Derridean

English

Etymology

From Derrida +‎ -ean.

Adjective

Derridean (comparative more Derridean, superlative most Derridean)

  1. Alternative form of Derridan.

Noun

Derridean (plural Derrideans)

  1. Alternative form of Derridan.
    • 1978, Leonard Orr, “Bibliography”, in Existentialism and Phenomenology: A Guide for Research, Troy, N.Y.: The Whitston Publishing Company, →ISBN, page 75:
      Heidegger begins by “destructing” (what the Derrideans prefer to call “deconstructing”) the entire Western ontotheological tradition.
    • 1978 summer, Edward W[adie] Said, “The Problem of Textuality: Two Exemplary Positions”, in Critical Inquiry, volume 4, number 4, Chicago, Ill.: University of Chicago Press, →DOI, →ISSN, →OCLC:
      [H]e [Derrida] has also gone to extraordinary lengths to provide his readers (and his students, here and in France) with a set of what I would call counterconcepts.
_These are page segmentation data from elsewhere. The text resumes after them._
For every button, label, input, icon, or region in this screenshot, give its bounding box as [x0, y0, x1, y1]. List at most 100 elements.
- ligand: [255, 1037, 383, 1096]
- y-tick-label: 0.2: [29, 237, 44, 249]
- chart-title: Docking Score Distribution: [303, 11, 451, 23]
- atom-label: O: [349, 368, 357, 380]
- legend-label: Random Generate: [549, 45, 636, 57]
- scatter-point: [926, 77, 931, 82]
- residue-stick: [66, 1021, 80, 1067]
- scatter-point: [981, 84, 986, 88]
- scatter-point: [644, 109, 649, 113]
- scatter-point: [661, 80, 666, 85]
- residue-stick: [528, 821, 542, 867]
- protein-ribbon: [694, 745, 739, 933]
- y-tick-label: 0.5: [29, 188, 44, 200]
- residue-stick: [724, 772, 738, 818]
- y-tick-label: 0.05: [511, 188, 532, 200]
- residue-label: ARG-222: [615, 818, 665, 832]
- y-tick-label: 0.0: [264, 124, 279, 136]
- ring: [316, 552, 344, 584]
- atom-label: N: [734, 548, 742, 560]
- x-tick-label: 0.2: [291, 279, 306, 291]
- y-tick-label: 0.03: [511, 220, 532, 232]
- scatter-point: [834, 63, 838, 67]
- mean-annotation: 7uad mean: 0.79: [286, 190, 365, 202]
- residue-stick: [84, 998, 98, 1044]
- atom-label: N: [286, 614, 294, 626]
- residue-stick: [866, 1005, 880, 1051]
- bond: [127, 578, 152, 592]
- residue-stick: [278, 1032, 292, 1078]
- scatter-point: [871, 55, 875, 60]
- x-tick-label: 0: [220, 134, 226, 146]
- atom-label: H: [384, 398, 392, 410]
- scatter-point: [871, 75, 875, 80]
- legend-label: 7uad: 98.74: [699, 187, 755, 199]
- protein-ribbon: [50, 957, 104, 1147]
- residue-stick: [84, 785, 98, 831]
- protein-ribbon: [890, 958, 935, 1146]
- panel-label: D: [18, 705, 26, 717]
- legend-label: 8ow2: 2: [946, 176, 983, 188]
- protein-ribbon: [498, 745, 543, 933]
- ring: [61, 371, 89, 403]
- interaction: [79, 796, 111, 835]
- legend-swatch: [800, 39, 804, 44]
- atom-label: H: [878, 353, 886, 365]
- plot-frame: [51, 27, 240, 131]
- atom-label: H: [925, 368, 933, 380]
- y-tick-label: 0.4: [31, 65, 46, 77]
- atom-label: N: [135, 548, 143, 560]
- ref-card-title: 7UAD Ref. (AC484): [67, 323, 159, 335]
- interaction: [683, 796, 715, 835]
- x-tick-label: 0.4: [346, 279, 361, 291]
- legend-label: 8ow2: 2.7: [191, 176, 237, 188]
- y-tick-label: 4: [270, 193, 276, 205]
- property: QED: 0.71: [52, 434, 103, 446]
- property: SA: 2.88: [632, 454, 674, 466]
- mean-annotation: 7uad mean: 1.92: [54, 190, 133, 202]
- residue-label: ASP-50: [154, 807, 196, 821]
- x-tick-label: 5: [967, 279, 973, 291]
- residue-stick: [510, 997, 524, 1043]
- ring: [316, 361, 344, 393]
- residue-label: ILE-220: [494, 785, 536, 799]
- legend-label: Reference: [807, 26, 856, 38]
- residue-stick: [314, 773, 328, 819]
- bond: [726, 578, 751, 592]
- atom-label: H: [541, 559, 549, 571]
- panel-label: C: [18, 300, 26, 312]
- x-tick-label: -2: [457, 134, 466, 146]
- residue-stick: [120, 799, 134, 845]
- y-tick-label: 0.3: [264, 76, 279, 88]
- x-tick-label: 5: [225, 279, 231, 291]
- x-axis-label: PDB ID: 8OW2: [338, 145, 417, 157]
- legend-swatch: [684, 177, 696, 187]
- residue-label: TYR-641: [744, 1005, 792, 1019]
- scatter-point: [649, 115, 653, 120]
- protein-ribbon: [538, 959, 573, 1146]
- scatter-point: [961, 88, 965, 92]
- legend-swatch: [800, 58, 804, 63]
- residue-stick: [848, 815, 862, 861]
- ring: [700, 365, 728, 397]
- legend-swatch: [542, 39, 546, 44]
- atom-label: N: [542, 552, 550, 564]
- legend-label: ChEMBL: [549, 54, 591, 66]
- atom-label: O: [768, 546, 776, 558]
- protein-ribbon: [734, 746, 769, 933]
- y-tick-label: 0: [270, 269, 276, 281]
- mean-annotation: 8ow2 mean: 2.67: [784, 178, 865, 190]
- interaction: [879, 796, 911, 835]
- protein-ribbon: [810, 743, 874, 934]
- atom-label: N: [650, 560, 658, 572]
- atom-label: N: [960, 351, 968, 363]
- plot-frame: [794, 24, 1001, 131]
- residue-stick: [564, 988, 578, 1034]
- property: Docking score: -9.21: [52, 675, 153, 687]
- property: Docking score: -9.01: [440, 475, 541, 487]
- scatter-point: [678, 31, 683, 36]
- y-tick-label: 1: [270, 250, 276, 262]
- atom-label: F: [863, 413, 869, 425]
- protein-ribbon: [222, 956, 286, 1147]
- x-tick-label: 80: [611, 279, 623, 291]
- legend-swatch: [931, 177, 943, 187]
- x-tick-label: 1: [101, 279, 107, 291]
The main thing claimed by the Derrideans for these words, and indeed about his deconstructive method, is that they are not reducible to a limited semantic lexicon.
    • 1980, Frank Lentricchia, “History or the Abyss: Poststructuralism”, in After the New Criticism, Chicago, Ill.: University of Chicago Press, →ISBN, part I (A Critical Thematics, 1957–77), page 160:
      The Derrideans, for their part, and I think to their ultimate polemical disadvantage, have delighted in portraying the traditionalists as weaklings in hurried retreat (Hartman describes it as “panic”) from the master’s hazardous and difficult message.